| Arnold Annen has been for years one of the internationally
renowned ceramicists. He was born in 1952 in Gstaad, Switzerland,
and was trained at the Design School in Bern, and later he
apprenticed himself to Jean-Claude de Croussaz and Pierre
Mestre. In 1989 he set up his studio in Basel.
Arnold Annen is best known for his work with porcelain from
Limoges. Over the years he has been perfecting his technique
for making distinctive, paper-thin porcelain bowls, whose
translucent property is unparalleled in the world of ceramics.
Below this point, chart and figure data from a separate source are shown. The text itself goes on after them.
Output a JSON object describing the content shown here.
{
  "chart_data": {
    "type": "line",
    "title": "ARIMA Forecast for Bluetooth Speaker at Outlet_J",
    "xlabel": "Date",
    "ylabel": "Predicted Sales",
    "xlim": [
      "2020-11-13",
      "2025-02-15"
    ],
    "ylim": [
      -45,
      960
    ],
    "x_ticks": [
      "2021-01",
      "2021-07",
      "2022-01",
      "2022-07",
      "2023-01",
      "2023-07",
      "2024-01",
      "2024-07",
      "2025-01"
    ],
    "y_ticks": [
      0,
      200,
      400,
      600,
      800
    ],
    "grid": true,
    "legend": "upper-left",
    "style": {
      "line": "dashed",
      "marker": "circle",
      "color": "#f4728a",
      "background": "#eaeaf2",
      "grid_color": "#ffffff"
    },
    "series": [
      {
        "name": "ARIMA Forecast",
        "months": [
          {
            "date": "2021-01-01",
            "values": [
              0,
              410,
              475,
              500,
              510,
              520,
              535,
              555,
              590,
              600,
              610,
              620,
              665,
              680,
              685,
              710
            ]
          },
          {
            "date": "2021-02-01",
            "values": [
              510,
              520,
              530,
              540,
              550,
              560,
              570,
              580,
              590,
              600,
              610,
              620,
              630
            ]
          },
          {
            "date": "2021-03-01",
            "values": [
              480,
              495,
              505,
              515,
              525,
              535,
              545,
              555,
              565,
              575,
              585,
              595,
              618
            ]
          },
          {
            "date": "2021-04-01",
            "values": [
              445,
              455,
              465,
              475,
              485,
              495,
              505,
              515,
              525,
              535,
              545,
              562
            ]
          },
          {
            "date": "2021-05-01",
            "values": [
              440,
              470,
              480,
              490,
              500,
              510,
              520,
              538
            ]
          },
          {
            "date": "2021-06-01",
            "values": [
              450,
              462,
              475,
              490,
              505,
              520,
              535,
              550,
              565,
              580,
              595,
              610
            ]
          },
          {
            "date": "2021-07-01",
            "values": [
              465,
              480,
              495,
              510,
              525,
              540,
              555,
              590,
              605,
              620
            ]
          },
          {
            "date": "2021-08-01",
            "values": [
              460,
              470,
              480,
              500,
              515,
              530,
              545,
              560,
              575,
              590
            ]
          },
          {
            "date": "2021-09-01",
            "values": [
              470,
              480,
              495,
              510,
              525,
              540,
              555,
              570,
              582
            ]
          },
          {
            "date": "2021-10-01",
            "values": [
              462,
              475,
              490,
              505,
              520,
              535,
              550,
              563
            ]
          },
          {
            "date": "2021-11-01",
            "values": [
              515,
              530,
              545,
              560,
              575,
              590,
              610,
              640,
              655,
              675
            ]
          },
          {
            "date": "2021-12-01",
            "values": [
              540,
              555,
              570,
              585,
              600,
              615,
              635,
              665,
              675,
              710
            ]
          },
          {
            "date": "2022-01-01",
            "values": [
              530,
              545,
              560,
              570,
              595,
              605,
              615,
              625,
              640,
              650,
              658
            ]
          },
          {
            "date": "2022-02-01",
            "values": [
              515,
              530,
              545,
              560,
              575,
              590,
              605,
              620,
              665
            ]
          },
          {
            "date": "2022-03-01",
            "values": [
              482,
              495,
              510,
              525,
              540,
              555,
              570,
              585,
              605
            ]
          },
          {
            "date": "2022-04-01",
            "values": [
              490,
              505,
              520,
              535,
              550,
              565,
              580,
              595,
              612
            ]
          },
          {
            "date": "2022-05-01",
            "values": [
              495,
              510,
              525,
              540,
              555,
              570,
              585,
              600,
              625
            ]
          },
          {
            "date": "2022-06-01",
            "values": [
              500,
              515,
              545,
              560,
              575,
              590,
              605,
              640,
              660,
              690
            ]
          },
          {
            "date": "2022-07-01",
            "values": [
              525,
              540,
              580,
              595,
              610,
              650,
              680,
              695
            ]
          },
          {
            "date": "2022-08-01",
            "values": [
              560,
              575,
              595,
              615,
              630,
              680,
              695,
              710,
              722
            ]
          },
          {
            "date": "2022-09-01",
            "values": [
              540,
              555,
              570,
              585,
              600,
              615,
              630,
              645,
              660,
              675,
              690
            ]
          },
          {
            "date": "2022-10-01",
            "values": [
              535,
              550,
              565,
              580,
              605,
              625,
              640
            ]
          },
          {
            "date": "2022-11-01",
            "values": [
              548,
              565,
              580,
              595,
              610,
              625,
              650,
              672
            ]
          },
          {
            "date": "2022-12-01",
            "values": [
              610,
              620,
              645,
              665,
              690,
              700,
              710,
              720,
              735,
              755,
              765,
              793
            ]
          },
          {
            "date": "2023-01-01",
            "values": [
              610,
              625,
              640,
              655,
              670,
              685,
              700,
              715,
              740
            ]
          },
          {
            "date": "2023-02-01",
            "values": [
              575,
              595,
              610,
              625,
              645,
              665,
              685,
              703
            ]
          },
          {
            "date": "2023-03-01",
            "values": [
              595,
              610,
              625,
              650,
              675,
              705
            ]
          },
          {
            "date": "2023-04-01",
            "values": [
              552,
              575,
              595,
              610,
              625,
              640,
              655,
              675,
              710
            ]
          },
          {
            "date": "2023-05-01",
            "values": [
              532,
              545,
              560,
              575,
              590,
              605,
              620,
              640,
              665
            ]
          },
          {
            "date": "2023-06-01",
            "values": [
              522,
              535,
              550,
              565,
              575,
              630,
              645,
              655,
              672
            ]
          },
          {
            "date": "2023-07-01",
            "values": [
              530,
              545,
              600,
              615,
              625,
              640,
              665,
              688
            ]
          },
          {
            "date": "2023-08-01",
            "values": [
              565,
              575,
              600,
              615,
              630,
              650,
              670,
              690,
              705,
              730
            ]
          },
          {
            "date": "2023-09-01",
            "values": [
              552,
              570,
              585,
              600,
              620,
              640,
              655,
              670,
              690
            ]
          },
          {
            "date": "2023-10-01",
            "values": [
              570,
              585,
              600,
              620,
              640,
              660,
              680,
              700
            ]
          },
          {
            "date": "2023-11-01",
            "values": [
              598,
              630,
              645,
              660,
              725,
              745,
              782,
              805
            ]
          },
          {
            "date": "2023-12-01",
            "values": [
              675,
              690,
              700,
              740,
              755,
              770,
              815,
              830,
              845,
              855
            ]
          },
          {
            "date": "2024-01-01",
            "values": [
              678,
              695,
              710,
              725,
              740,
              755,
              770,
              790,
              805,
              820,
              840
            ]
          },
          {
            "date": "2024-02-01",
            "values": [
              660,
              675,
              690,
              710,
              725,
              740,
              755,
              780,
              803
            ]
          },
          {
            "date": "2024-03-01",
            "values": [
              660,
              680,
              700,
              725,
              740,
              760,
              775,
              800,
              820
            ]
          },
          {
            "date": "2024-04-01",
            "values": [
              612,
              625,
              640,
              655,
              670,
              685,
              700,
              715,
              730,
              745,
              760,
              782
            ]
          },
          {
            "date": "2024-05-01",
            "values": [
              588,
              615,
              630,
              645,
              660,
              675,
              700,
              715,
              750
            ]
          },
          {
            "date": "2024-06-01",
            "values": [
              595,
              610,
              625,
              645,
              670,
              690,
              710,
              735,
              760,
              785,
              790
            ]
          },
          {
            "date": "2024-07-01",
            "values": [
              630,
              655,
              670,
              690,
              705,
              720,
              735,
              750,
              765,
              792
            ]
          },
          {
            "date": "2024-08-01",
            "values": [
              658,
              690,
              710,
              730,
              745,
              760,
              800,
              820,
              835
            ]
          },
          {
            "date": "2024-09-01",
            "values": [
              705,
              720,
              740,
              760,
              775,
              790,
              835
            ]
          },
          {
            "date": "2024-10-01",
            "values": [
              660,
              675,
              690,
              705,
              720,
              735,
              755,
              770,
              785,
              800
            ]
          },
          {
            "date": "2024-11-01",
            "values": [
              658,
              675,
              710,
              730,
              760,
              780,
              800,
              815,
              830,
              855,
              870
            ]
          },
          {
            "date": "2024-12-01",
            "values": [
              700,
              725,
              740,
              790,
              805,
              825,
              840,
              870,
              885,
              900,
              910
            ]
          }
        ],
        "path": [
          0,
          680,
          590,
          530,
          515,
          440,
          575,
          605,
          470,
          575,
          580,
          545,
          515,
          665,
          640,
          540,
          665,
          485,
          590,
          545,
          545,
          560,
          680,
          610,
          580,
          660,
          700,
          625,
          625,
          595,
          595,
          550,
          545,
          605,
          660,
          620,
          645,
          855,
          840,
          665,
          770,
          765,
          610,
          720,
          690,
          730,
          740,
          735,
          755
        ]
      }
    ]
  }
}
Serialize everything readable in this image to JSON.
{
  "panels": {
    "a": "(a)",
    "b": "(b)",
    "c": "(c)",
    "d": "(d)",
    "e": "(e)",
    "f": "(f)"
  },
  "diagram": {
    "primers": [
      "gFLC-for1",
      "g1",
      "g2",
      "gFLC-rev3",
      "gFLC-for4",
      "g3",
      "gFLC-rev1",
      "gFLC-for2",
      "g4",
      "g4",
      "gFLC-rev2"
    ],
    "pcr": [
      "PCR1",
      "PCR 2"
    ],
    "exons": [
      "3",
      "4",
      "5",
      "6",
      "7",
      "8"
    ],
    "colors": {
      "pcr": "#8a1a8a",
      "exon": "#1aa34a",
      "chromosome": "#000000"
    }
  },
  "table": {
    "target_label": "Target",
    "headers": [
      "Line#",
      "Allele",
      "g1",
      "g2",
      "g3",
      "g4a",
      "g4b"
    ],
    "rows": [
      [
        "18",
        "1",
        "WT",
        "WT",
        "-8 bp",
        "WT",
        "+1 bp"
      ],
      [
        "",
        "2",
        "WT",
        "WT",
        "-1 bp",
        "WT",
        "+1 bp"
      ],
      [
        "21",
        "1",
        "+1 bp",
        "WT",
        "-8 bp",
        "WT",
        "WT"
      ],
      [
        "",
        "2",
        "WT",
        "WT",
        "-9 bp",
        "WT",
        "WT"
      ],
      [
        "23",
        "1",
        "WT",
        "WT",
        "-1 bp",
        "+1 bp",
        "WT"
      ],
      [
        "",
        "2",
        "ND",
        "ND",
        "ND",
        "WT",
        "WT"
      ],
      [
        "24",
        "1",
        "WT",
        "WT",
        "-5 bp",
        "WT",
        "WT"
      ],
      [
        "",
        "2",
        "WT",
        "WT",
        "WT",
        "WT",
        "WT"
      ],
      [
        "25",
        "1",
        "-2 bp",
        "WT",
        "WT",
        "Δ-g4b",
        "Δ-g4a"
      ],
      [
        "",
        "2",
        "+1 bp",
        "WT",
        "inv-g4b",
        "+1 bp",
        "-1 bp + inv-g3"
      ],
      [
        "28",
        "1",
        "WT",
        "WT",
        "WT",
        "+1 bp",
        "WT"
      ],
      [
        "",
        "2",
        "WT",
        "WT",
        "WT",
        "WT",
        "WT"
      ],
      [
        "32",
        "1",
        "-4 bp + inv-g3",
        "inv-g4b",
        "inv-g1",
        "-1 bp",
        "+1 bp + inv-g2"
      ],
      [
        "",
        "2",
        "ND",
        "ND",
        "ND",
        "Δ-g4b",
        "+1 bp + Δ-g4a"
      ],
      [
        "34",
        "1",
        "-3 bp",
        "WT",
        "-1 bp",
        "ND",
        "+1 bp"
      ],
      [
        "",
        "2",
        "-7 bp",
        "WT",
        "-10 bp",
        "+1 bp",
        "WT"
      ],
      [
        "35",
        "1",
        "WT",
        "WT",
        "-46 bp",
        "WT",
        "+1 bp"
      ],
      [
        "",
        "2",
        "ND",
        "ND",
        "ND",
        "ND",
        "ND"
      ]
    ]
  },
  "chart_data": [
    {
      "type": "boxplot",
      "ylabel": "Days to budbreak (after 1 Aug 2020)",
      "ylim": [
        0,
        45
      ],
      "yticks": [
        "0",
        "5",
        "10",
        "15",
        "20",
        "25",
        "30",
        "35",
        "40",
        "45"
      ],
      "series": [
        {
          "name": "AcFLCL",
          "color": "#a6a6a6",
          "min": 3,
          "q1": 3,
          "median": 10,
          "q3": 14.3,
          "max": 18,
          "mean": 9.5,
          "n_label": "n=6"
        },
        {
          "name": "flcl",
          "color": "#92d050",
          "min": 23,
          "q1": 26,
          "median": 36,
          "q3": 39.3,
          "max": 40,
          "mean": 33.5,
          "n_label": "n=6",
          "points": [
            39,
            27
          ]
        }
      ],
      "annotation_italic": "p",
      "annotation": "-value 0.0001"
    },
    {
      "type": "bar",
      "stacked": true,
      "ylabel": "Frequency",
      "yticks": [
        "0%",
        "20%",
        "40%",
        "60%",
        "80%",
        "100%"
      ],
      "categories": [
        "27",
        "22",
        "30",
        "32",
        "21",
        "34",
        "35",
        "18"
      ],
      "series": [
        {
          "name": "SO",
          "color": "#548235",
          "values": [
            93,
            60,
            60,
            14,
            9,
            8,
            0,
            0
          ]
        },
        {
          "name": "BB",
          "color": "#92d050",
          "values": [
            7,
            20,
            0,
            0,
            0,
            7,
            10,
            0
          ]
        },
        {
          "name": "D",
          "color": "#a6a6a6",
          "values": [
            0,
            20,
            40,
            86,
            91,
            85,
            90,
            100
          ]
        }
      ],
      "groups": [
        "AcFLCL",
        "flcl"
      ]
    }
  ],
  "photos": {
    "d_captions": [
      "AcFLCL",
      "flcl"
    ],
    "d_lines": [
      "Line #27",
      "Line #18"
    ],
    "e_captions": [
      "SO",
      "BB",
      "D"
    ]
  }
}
His method demands a disciplined approach and an extremely
high standard of craftsmanship. Due to the extreme thinness
of the bowls it is impossible to rectify mistakes and even
the slightest air bubble will ruin the work. Everything must
be done at exactly the right stage and this demands absolute
concentration throughout the whole process. The result is
wafer-thin, translucent and subtle shadow play, “white
gold” as some critics have called it.
Since 1993 Annen’s work is no longer limited to the
small scale. He started with the development of large porcelain
objects, with a special attention to the spaces, the volumes
and the interspaces. A few years later his first fossil primal
forms came into being. He gave them names as Stichtyomitra
or Archaeodictyomitra, as the microscopic single-celled organisms
that lived in the sea millions of years ago. These objects
show a different kind of transparency. They are rough, skeleton-like,
with powerful shadows. The reduction firing at 1250°C
burns the material, whereby hollow patches are created, breaches,
cracks and crevices and the work seems to almost break apart.